PLáSTICA > LAS NATURALEZAS DE PABLO MOZUC
Blandos y potentes, espesos y alucinados, los óleos de Pablo Mozuc parecen naturalezas copiadas no de la realidad sino de su esencia extática, atormentada y en búsqueda de algo palpable pero invisible: un viaje espiritual, de la negación del espíritu a la aceptación de la magia, que hace de la pincelada un paisaje interior.
› Por Veronica Gomez
¿Son intestinos o alongadas babosas las que se contonean entre pedazos de vegetación que flotan en el cielo? Acordarse de la flora intestinal mirando los cuadros de Pablo Mozuc puede resultar un poquito asqueroso, pero tal vez sea certero recurrir, en este caso, al lenguaje tan curiosamente poético al que suelen echar mano las ciencias que se ocupan de todo lo que esconde nuestro cuerpo de la piel para adentro. En la pintura de Mozuc, hay fuerzas enroscadas y oblongas que, amén de su aparente blandura, no pierden potencia para prensar y casi estrangular cuanto tronco les salga al paso. Y esa voluptuosidad que reina en cada centímetro del cuadro no parece provenir exclusivamente de la voluntad del pintor, sino que es la materia empleada, el óleo, la que dicta la sentencia a las formas y luce desatada, siguiendo el ritmo de sus palpitaciones internas. El óleo es así: pringoso, espeso, aceitoso y sensual. Y cuando pintás con óleo, suele después acompañarte a todas partes, se te pega como un miki moco, te embadurna la piel y no sólo se adhiere a ella, como podría ser el caso del acrílico, más superficial, sino que la penetra. Y el olor es fabuloso y denso, como el perfume de un jazmín en declive en un día caluroso y húmedo.

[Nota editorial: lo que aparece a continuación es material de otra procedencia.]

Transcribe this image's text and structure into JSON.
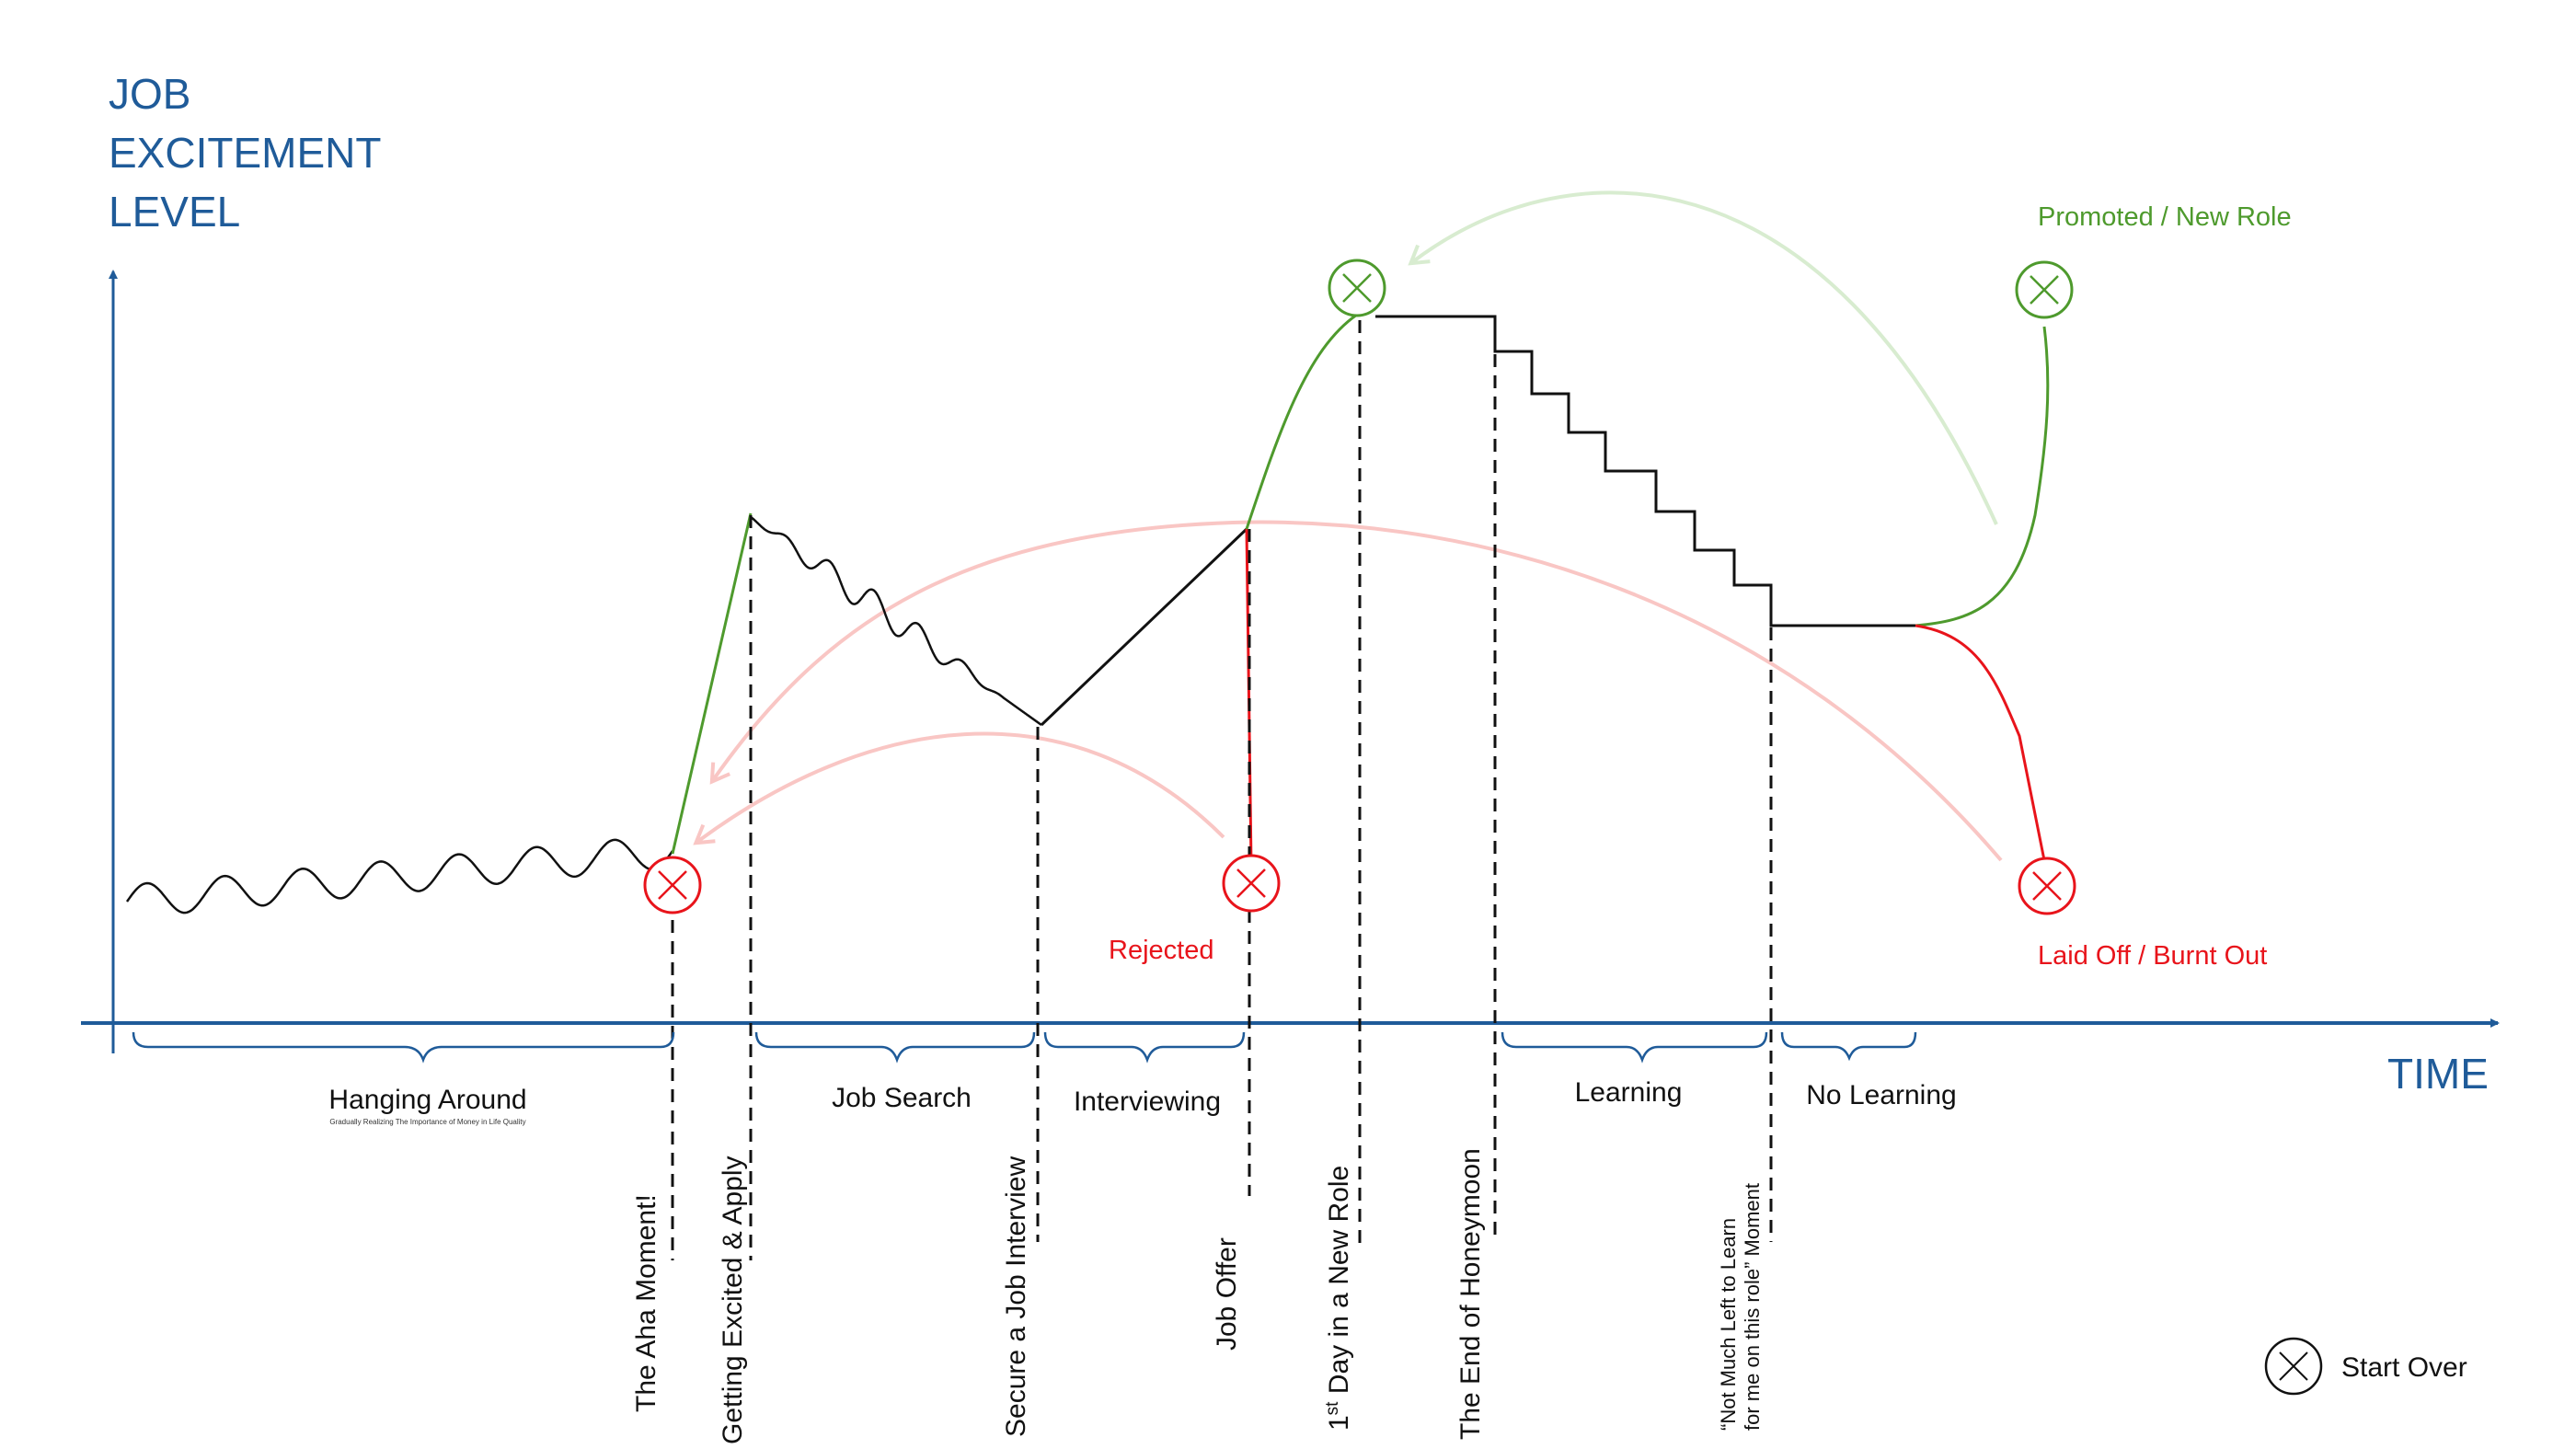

Si uno se queda ahí el tiempo suficiente, envuelto en la atmósfera del aceite de trementina, intuye que el aire es una cosa que tiene densidad, que al aire se lo puede modelar como un infinito territorio de arcilla. En relación a la imagen, son curiosos algunos títulos de las obras de Mozuc. Por ejemplo, La poética del viento III, donde si hay algo que brilla por su ausencia es el viento. Ahí, las gruesas serpientes, en una especie de primer plano totémico, se enroscan, y por los intersticios salen plantitas, como narices verdes que se esfuerzan por respirar ante la amenaza del ahogo. Y coronando el amasijo yace una especie de huevo brillante. Toda esta masa flota contra un mar y un cielo donde se incrustan un par de nubes. En lo general no hay movimiento alguno, ni atisbo de viento que vaya a correr las cosas del lugar que se les ha asignado en el cuadro. En lo particular sí, hay un dinamismo todo apelotonado, tan revoltoso como la vida en el interior de un átomo. Vincent Van Gogh supo hacer esto muy bien: composiciones casi estáticas cuyas formas están hechas de pura convulsión, de un movimiento extraordinario y lleno de énfasis traducido en pincelada.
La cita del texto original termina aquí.